To modify a positioning servo to continuous drive servo - basically a direction controllable motor with speed reduction gearing - you need to replace the feedback potentiometer with fixed resistors that always tell the servo that it is at about the middle of its motion range. Then giving it 1 millisecond pulses makes it turn one way, and 2 millisecond pulses make it turn the opposite way. The common advice is to replace the potentiometer with two 2.2kOhm resistors, but I've found this not to work as expected sometimes. A more reliable way is to put an arm at the end of servo, and manually position the servo to center position. Then remove the arm, open the servo, cut off the potentiometer and actually measure resistances on both sides of the center tap, then replace the potentiometer with appropriate fixed resistors.

Lets see some examples, dirt cheap china-made servos from eBay:

TowerPro SG-5010

That one is all plastic pieces, and is not nice for modification. Once you unscrew the 4 screws holding the motor together, you can pull off the back plate and expose motor, control board and potentiometer.

Carefully take the front off now, one gearing axle is actually in the cover, and the middle gear comes off with it.

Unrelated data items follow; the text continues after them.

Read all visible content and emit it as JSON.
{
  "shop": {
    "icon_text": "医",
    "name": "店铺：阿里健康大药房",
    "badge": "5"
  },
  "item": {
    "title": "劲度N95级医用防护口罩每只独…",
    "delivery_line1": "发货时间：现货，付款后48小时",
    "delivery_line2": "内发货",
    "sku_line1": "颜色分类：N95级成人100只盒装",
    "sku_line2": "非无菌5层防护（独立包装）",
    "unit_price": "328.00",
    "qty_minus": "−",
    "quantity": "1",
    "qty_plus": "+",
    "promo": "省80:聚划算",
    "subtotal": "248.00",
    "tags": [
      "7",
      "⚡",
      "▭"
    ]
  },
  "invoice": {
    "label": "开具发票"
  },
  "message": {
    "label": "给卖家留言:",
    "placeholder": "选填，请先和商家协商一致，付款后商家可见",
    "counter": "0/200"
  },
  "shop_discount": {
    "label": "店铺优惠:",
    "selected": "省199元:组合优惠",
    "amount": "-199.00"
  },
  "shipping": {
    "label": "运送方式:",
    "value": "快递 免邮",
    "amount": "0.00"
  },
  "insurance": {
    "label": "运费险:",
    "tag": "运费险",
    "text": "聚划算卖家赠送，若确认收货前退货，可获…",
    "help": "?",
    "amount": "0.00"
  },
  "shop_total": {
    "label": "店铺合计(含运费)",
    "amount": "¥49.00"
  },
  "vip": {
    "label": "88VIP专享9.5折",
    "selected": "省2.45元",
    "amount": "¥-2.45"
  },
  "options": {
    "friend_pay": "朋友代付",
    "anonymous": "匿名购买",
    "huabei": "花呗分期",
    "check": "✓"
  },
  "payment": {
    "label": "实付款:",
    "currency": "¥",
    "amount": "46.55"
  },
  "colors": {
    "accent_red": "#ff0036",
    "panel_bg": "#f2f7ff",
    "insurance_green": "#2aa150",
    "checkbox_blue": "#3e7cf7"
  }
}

As you can see, there is a bump on the large gear - this is what mechanically stops the servo axle from turning further, and you will need to get rid of it by whatever method you have for cutting greasy plastic.

Now, when you pull the large gear off, you'll find that it is attached directly to potentiometer axle and is using the potentiometer as its mechanical support. You cannot just discard the potentiometer, you need to remove it, cut it open, and remove the inner parts that prevent the potentiometer from freely turning full circle in either direction. It is of course doable, but its messy and not quick.

Towardpro MG996R

This motor has mostly metal gears and is much easier to modify because potentiometer is not used as integral part of gearing.

The back is similar to SG-5010, there is a motor, control board, and potentiometer.

On the front you can see that the large gear has a round pin in it as mechanical stop. This is just a press fit and can be easily pulled out with pliers.

The the large gear has bronze bushings top and bottom, and in the bottom bushing there is a plastic piece that engages with potentiometer on one side, and with the gear on the other side. Take it off, and push the potentiometer into the housing, then remove it from back side. Thats the mechanical part done.

Replace the potentiometer with resistors, and you are good to go.